Évitez le crédit-bail bancaire classique pour les BEV — les marges sont défavorables comparées à la LLD spécialisée.
Étape 5 : formez vos conducteurs
Le BEV change les habitudes : éco-conduite, planification recharge, gestion thermique en hiver.
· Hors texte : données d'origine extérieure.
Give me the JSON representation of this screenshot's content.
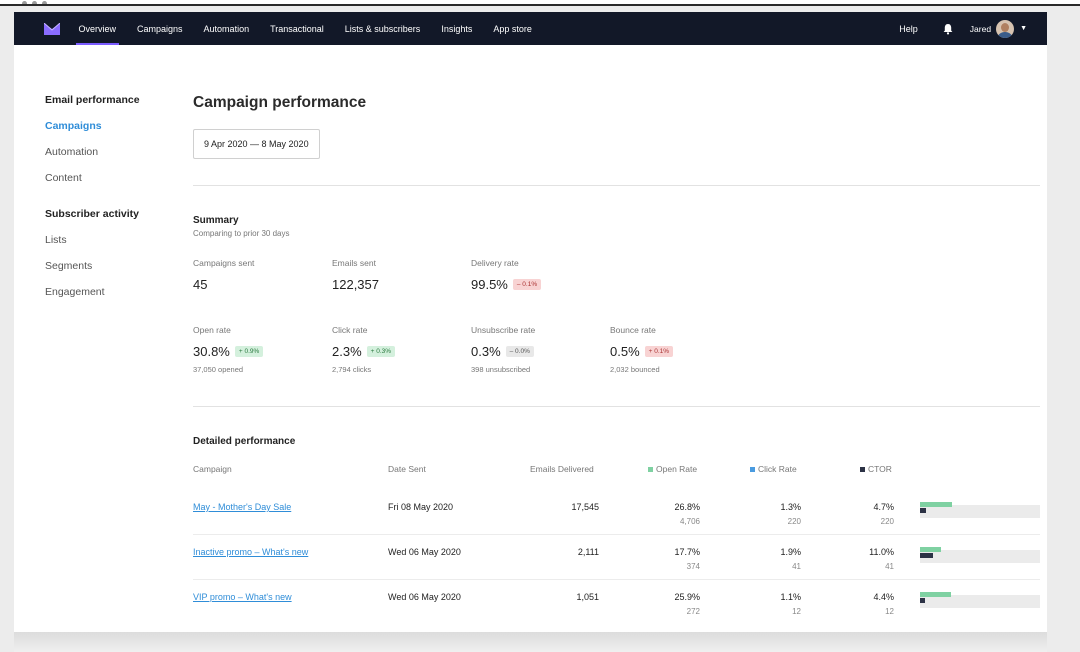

Une demi-journée de formation par chauffeur évite 80 % des incidents (pannes sèches sur autoroute, surconsommation hivernale, dégradations bornes).
Privilégiez un format pratique : 1h de théorie + 2h de prise en main sur le véhicule. Les écoles de conduite type ECF ou des organismes spécialisés (Mobilians, Sécurité Routière) proposent ces formules à 150-250 € HT par chauffeur.
Étape 6 : pilotez, mesurez, optimisez
Le pire ennemi d’une bascule : démarrer puis ne plus mesurer. Mettez en place dès le mois 1 :
- Un tableau de bord mensuel TCO (énergie, entretien, kilométrage).
- Un rapport trimestriel CO₂ évité (pour le rapport RSE / CSRD).
- Une alerte pour chaque véhicule thermique dont le contrat se termine dans les 12 mois (occasion de bascule).
Combien ça coûte vraiment ?
Pour une flotte de 30 véhicules avec une bascule à 50 % en 24 mois, voici l’ordre de grandeur :
- Installation de 6 bornes 22 kW + raccordement : 14 000 € HT après ADVENIR
- Surcoût loyer LLD BEV vs thermique (15 véhicules × 80 €/mois × 24 mois) : 28 800 €
- Formation chauffeurs : 15 × 200 € = 3 000 €
- TOTAL effort PME sur 24 mois : ≈ 45 800 €
En face, l’économie cumulée TCO (énergie + entretien + fiscalité évitée) sur ces 15 véhicules sur 24 mois : ≈ 62 000 €.
Bilan : bascule rentable dès la fin de la 2e année, et l’effet se cumule ensuite chaque année. Plus la TAI mord (2027, 2028…), plus la rentabilité s’accélère.